Dans une interview sur Radio Magik 9, Pierre Espérance, figure emblématique du Réseau national de défense des droits humains (RNDDH), a exprimé de vives réserves concernant le « Pacte national pour la stabilité et l’organisation des élections » présenté par le Premier ministre. Selon lui, cette initiative, présentée comme un cadre pour mettre fin à la crise politique et sécuriser l’organisation des élections, n’en est pas une feuille de route crédible, mais une stratégie visant à répartir les responsabilités entre les acteurs politiques dominants. « Le Pacte ne résout pas les problèmes structurels du pays. Il s’agit d’une transaction entre les partis pour s’assurer un partage des profits et du pouvoir », a-t-il affirmé, mettant en lumière des contradictions notables entre les promesses gouvernementales et les actions concrètes.
Le RNDDH, organisation active dans la promotion des droits humains et la veille sur les institutions, a depuis longtemps alerté sur les carences des décisions politiques.
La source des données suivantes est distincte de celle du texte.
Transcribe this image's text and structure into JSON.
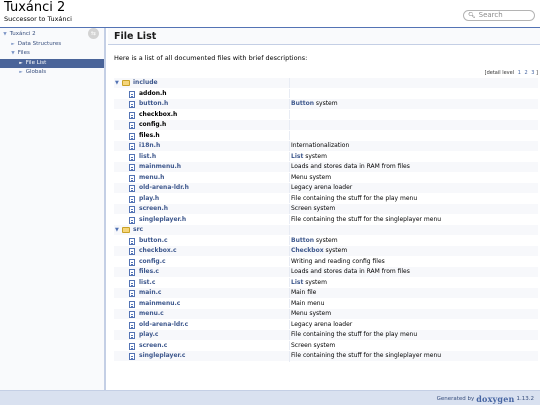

Pour Espérance, l’absence de propositions claires sur la réforme administrative, la lutte contre la corruption et l’indépendance des institutions électorales rend le Pacte inopérant. « Comment croire en un processus équitable quand certains ministres, dont la légitimité est contestée, continuent de diriger des secteurs clés ? » a-t-il lancé, insistant sur la nécessité de remplacer « l’illusion de la stabilité » par des mesures tangibles garantissant la démocratie.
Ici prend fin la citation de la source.